This plug-in system works really well, adding effects as new layers so that you can control their opacity, blend mode and masking. Here’s how it works.
01 Our start shot
This is a RAW file shot on a Fujifilm X30. The colour palette is nice enough but too subdued, and the picture lacks atmosphere. It definitely needs a little work to bring it to life.
02 Luminar’s Dark Moon preset
Rather than adding filters manually, we’ve just skimmed through Luminar’s effects presets to find a good ‘look’ as a starting point. It’s not pure laziness on our part – often, you see ideas and effects you just wouldn’t have thought of. This Dark Moon preset in the Travel category gives our picture a nice, brooding intensity and really makes those colours pop.
03 Choosing a plug-in
We’ve made a couple of manual tweaks to the filters, but the real work is going to be done by MacPhun’s Creative Kit plug-ins. These are accessed via a new icon on the right side of the screen in the shape of a jigsaw piece, not an amoeba, as we first thought. Be aware that this is only visible if you’re running Luminar as a standalone app. If you’re running it as a plug-in, this option is not available. Let’s try FX Photo Studio…
04 FX Photo Studio frames
FX Photo Studio has been around for a while and some might see it as the poor relation amongst MacPhun’s plug-ins because of its often wild-looking effects and minimal control. It does have some handy features, though, including a selection of photo frames. This worked brilliantly for us, but only once. After that, our images went wrong with what looks like an aspect ratio problem and a weird striping effect. Hey ho. You might have better luck.

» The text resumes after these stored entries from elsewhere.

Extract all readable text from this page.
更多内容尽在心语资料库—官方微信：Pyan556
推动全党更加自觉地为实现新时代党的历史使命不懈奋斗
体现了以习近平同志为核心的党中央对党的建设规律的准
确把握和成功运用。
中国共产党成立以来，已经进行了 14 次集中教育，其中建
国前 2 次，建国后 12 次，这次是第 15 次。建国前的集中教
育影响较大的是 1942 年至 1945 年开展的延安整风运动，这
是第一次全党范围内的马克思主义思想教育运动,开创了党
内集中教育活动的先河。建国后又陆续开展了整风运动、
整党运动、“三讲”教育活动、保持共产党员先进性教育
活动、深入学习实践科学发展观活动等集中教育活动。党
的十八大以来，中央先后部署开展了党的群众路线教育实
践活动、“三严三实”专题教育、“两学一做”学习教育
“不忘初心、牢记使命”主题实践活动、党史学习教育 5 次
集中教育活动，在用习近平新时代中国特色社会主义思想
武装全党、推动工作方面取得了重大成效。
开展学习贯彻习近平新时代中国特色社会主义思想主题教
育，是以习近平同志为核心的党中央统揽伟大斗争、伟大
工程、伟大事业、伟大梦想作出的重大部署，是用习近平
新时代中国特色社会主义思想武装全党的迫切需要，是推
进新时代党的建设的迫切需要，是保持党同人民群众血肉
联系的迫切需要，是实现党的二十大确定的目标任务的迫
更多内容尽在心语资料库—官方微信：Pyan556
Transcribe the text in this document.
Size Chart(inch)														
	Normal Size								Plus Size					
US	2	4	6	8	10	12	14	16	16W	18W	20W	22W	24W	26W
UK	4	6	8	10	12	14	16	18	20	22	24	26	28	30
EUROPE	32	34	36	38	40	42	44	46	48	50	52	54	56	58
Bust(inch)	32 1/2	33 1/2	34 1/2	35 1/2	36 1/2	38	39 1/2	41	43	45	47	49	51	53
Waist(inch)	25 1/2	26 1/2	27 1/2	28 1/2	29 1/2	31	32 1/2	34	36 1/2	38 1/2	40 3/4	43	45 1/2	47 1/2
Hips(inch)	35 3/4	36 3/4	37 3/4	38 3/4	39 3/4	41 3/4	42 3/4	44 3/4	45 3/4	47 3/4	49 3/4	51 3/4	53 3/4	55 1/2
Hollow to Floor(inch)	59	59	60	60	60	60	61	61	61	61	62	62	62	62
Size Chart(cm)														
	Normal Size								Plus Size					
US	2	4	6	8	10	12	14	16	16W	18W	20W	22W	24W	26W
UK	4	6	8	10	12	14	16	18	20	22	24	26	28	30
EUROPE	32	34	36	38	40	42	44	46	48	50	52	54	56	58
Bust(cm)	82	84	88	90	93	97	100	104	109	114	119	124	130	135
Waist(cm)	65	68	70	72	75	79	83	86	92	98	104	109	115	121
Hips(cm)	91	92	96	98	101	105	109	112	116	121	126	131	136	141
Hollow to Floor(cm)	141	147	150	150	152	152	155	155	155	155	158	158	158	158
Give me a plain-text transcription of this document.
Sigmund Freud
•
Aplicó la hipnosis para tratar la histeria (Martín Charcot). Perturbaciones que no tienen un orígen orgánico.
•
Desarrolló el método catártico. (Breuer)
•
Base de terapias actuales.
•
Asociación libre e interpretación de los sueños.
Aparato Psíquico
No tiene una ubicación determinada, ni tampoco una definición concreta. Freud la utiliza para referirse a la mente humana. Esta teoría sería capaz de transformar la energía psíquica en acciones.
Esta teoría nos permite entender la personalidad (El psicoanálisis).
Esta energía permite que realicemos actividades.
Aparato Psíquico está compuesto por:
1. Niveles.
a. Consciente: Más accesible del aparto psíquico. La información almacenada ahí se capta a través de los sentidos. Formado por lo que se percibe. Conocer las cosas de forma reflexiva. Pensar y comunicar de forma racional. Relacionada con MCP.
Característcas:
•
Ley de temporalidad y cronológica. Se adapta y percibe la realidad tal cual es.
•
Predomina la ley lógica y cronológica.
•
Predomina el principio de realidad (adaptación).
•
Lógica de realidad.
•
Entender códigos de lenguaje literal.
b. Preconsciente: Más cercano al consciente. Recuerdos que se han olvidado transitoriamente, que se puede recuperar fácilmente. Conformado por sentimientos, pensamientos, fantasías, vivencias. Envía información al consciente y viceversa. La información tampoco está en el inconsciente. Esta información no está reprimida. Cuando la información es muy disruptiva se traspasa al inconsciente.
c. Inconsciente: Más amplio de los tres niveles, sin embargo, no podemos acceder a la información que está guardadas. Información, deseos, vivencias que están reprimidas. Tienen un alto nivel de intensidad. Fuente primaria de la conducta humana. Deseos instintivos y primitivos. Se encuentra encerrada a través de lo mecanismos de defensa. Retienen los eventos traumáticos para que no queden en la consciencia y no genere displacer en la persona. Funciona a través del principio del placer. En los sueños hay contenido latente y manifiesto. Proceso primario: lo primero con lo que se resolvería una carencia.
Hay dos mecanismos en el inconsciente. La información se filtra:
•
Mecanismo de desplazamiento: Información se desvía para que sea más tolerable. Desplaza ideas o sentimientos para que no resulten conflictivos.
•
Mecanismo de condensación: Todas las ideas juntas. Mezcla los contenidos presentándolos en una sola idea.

05 FX Photo Studio Ancient Canvas effect
The other effects seem to work fine. We like this one, ‘Ancient Canvas’ – it adds a strong vignette, even more richness and depth and a subtle texture. There’s nothing else to do here, so we just hit the Apply button, top left, to add the effect and return to Luminar.
06 Our new effect layer
Now we can see what Luminar has done. This Ancient Canvas effect has been added as a new layer above our original adjustments. We can still go back to these and make further changes if we need to, though at the moment anything we don’t do won’t be visible because it will be obscured by the new layer.
07 Blend mode and opacity
It doesn’t have to be this way, of course. We can make our new layer interact with the existing adjustments in all sorts of ways. For example, we can change the blend mode to Hard Light to push the contrast even higher, and reduce the opacity to control the strength. We could also use the masking tools for even more control, but we’ll save that for another time.
08 Adjustments in Tonality
So let’s try another plug-in. This time we’re using Tonality because it has some nice border and texture effects (hint: to retain full colour in Tonality, open the Color Filter panel and push the Saturation sliders up).
09 The finished image
And here’s the result. Our new effect is on another layer above the other two, currently set to 100% opacity and Normal blend mode.
Luminar doesn’t yet offer all the features and tools in the MacPhun Creative Kit, so Luminar 1.2’s plug-in support could prove really useful to people who have both. Tonality offers some really nice analog effects, both in black and white and colour, Intensify is handy for fans of supercharged HDR looks, and Snapheal and Noiseless offer quick and simple fixes for unwanted objects and high-ISO noise respectively.